I feel that the control variables above will provide a fair environment for a scientific experiment.
I will first cut the vegetable into equal sized slices, after I have cut them I will measure the mass of the slices, this is to ensure that the mass of the slices are as close as possible to each other. Then I will proceed to creating the different molar solutions. To do this, I will first measure the mass of sucrose I will use, then I will place the sucrose into a jar and fill the jar with water until the volume reaches 0.5l. After this has been complete, I will drop the different slices of vegetable into the solutions at one-minute intervals, this is to give me time to take measurements afterwards. After this is complete, I will take the slices gently out of the solution to measure them. The slices of vegetable will be dried by tapping each of the sides once on a paper towel. After taking the mass I will quickly insert the slices of vegetable back into the solution, the slices will be taken out of the solutions at one-minute intervals, this will make sure that the slices stay in the water for the same amount of time before being measured. I will collect data for as long as I can, however I am expecting the preparation work to take no longer than 45 minutes, therefore I should get at least seven sets of data.

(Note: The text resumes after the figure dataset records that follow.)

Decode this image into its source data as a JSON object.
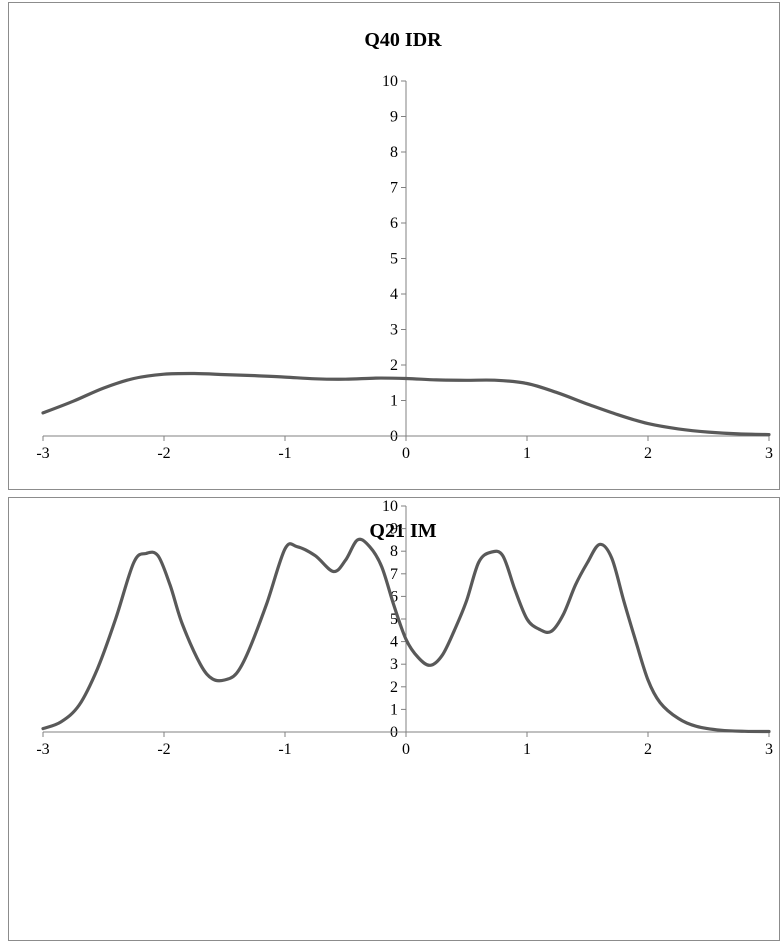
{
  "chart_data": [
    {
      "type": "line",
      "title": "Q40 IDR",
      "xlabel": "",
      "ylabel": "",
      "xlim": [
        -3,
        3
      ],
      "ylim": [
        0,
        10
      ],
      "x_ticks": [
        "-3",
        "-2",
        "-1",
        "0",
        "1",
        "2",
        "3"
      ],
      "y_ticks": [
        "0",
        "1",
        "2",
        "3",
        "4",
        "5",
        "6",
        "7",
        "8",
        "9",
        "10"
      ],
      "grid": false,
      "legend": "none",
      "line_color": "#595959",
      "series": [
        {
          "x": [
            -3,
            -2.75,
            -2.5,
            -2.25,
            -2,
            -1.75,
            -1.5,
            -1.25,
            -1,
            -0.75,
            -0.5,
            -0.25,
            0,
            0.25,
            0.5,
            0.75,
            1,
            1.25,
            1.5,
            1.75,
            2,
            2.25,
            2.5,
            2.75,
            3
          ],
          "values": [
            0.65,
            0.98,
            1.35,
            1.62,
            1.74,
            1.76,
            1.73,
            1.7,
            1.66,
            1.61,
            1.6,
            1.63,
            1.62,
            1.58,
            1.57,
            1.57,
            1.48,
            1.22,
            0.9,
            0.6,
            0.35,
            0.2,
            0.11,
            0.06,
            0.04
          ]
        }
      ]
    },
    {
      "type": "line",
      "title": "Q21 IM",
      "xlabel": "",
      "ylabel": "",
      "xlim": [
        -3,
        3
      ],
      "ylim": [
        0,
        10
      ],
      "x_ticks": [
        "-3",
        "-2",
        "-1",
        "0",
        "1",
        "2",
        "3"
      ],
      "y_ticks": [
        "0",
        "1",
        "2",
        "3",
        "4",
        "5",
        "6",
        "7",
        "8",
        "9",
        "10"
      ],
      "grid": false,
      "legend": "none",
      "line_color": "#595959",
      "series": [
        {
          "x": [
            -3,
            -2.85,
            -2.7,
            -2.55,
            -2.4,
            -2.25,
            -2.15,
            -2.05,
            -1.95,
            -1.85,
            -1.7,
            -1.6,
            -1.5,
            -1.4,
            -1.3,
            -1.15,
            -1.0,
            -0.9,
            -0.75,
            -0.6,
            -0.5,
            -0.4,
            -0.3,
            -0.2,
            -0.1,
            0,
            0.1,
            0.2,
            0.3,
            0.4,
            0.5,
            0.6,
            0.7,
            0.8,
            0.9,
            1.0,
            1.1,
            1.2,
            1.3,
            1.4,
            1.5,
            1.6,
            1.7,
            1.8,
            1.9,
            2.0,
            2.1,
            2.25,
            2.4,
            2.6,
            2.8,
            3
          ],
          "values": [
            0.15,
            0.45,
            1.2,
            2.8,
            5.0,
            7.5,
            7.9,
            7.8,
            6.5,
            4.8,
            3.0,
            2.35,
            2.3,
            2.6,
            3.6,
            5.7,
            8.1,
            8.2,
            7.8,
            7.1,
            7.6,
            8.5,
            8.2,
            7.3,
            5.6,
            4.1,
            3.3,
            2.95,
            3.4,
            4.5,
            5.8,
            7.5,
            7.95,
            7.8,
            6.3,
            5.0,
            4.55,
            4.45,
            5.2,
            6.5,
            7.5,
            8.3,
            7.7,
            5.8,
            4.0,
            2.3,
            1.3,
            0.6,
            0.25,
            0.08,
            0.03,
            0.02
          ]
        }
      ]
    }
  ]
}
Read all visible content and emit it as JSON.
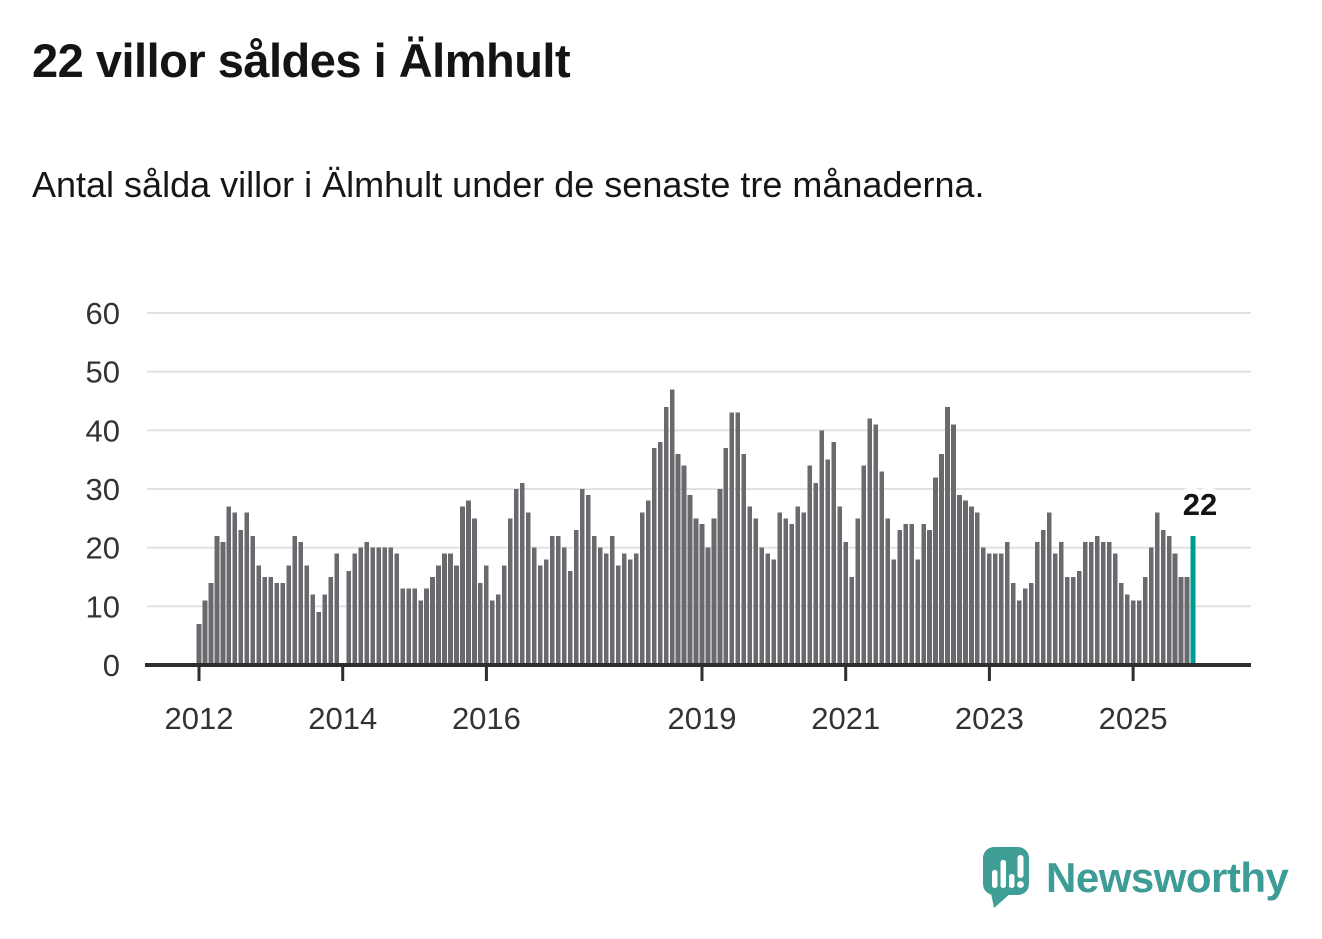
{
  "header": {
    "title": "22 villor såldes i Älmhult",
    "subtitle": "Antal sålda villor i Älmhult under de senaste tre månaderna."
  },
  "chart_data": {
    "type": "bar",
    "title": "22 villor såldes i Älmhult",
    "subtitle": "Antal sålda villor i Älmhult under de senaste tre månaderna.",
    "x_start": "2012-01",
    "frequency": "monthly",
    "ylim": [
      0,
      60
    ],
    "grid": true,
    "y_ticks": [
      0,
      10,
      20,
      30,
      40,
      50,
      60
    ],
    "x_tick_years": [
      2012,
      2014,
      2016,
      2019,
      2021,
      2023,
      2025
    ],
    "values": [
      7,
      11,
      14,
      22,
      21,
      27,
      26,
      23,
      26,
      22,
      17,
      15,
      15,
      14,
      14,
      17,
      22,
      21,
      17,
      12,
      9,
      12,
      15,
      19,
      null,
      16,
      19,
      20,
      21,
      20,
      20,
      20,
      20,
      19,
      13,
      13,
      13,
      11,
      13,
      15,
      17,
      19,
      19,
      17,
      27,
      28,
      25,
      14,
      17,
      11,
      12,
      17,
      25,
      30,
      31,
      26,
      20,
      17,
      18,
      22,
      22,
      20,
      16,
      23,
      30,
      29,
      22,
      20,
      19,
      22,
      17,
      19,
      18,
      19,
      26,
      28,
      37,
      38,
      44,
      47,
      36,
      34,
      29,
      25,
      24,
      20,
      25,
      30,
      37,
      43,
      43,
      36,
      27,
      25,
      20,
      19,
      18,
      26,
      25,
      24,
      27,
      26,
      34,
      31,
      40,
      35,
      38,
      27,
      21,
      15,
      25,
      34,
      42,
      41,
      33,
      25,
      18,
      23,
      24,
      24,
      18,
      24,
      23,
      32,
      36,
      44,
      41,
      29,
      28,
      27,
      26,
      20,
      19,
      19,
      19,
      21,
      14,
      11,
      13,
      14,
      21,
      23,
      26,
      19,
      21,
      15,
      15,
      16,
      21,
      21,
      22,
      21,
      21,
      19,
      14,
      12,
      11,
      11,
      15,
      20,
      26,
      23,
      22,
      19,
      15,
      15,
      22
    ],
    "highlight_last": true,
    "highlight_label": "22",
    "colors": {
      "bar": "#69696e",
      "highlight": "#009a94",
      "grid": "#e2e2e2",
      "axis": "#2e2e2e",
      "tick_text": "#333333",
      "label_text": "#141414"
    }
  },
  "footer": {
    "brand": "Newsworthy",
    "brand_color": "#3d9c95",
    "logo_icon": "speech-bubble-bar-chart-icon"
  }
}
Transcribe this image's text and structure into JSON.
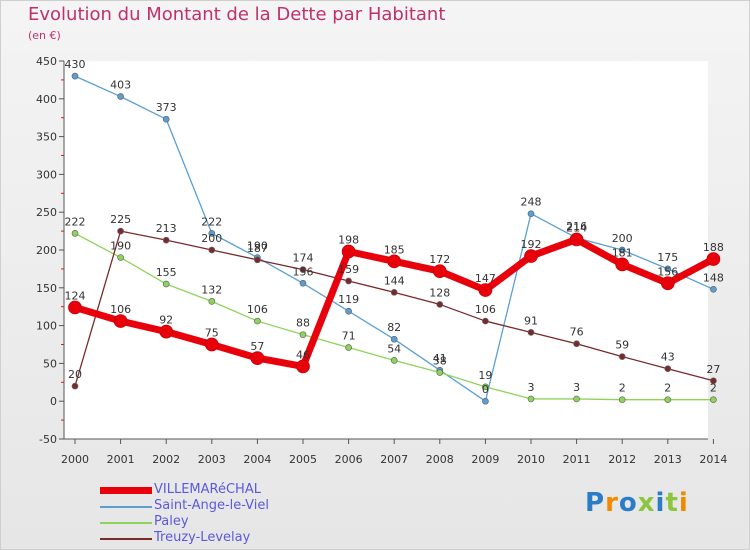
{
  "title": "Evolution du Montant de la Dette par Habitant",
  "subtitle": "(en €)",
  "logo": {
    "text": "Proxiti",
    "colors": [
      "#2a7cc7",
      "#f08a00",
      "#2a7cc7",
      "#8cc63f",
      "#2a7cc7",
      "#8cc63f",
      "#f08a00"
    ]
  },
  "chart_data": {
    "type": "line",
    "x": [
      "2000",
      "2001",
      "2002",
      "2003",
      "2004",
      "2005",
      "2006",
      "2007",
      "2008",
      "2009",
      "2010",
      "2011",
      "2012",
      "2013",
      "2014"
    ],
    "ylim": [
      -50,
      450
    ],
    "yticks": [
      -50,
      0,
      50,
      100,
      150,
      200,
      250,
      300,
      350,
      400,
      450
    ],
    "grid": false,
    "legend_position": "bottom-left",
    "series": [
      {
        "name": "VILLEMARéCHAL",
        "color": "#e8000b",
        "values": [
          124,
          106,
          92,
          75,
          57,
          46,
          198,
          185,
          172,
          147,
          192,
          214,
          181,
          156,
          188
        ],
        "labels": [
          "124",
          "106",
          "92",
          "75",
          "57",
          "46",
          "198",
          "185",
          "172",
          "147",
          "192",
          "214",
          "181",
          "156",
          "188"
        ]
      },
      {
        "name": "Saint-Ange-le-Viel",
        "color": "#5a9fd4",
        "values": [
          430,
          403,
          373,
          222,
          190,
          156,
          119,
          82,
          41,
          0,
          248,
          216,
          200,
          175,
          148
        ],
        "labels": [
          "430",
          "403",
          "373",
          "222",
          "190",
          "156",
          "119",
          "82",
          "41",
          "0",
          "248",
          "216",
          "200",
          "175",
          "148"
        ]
      },
      {
        "name": "Paley",
        "color": "#8ed45a",
        "values": [
          222,
          190,
          155,
          132,
          106,
          88,
          71,
          54,
          38,
          19,
          3,
          3,
          2,
          2,
          2
        ],
        "labels": [
          "222",
          "190",
          "155",
          "132",
          "106",
          "88",
          "71",
          "54",
          "38",
          "19",
          "3",
          "3",
          "2",
          "2",
          "2"
        ]
      },
      {
        "name": "Treuzy-Levelay",
        "color": "#7a2a2a",
        "values": [
          20,
          225,
          213,
          200,
          187,
          174,
          159,
          144,
          128,
          106,
          91,
          76,
          59,
          43,
          27
        ],
        "labels": [
          "20",
          "225",
          "213",
          "200",
          "187",
          "174",
          "159",
          "144",
          "128",
          "106",
          "91",
          "76",
          "59",
          "43",
          "27"
        ]
      }
    ]
  }
}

Sufficient and relevant data will be collected with a scale. After knowing that the scales I will be provided with only measure to the closet gram I have decided to bring my own scale, the scale measures to the closest 0.1 grams, this will be enough for my use. I will make sure that the measurements are taken up to the highest standard as my results will be less valid if I do not take my results accurately.
The safety of this experiment also needs to be taken into consideration. To avoid injuries or potential death I will be careful with the knives I use and put them away adequately once I have completed my task involving them. I will also handle the glass jars carefully as this is also a safety issue.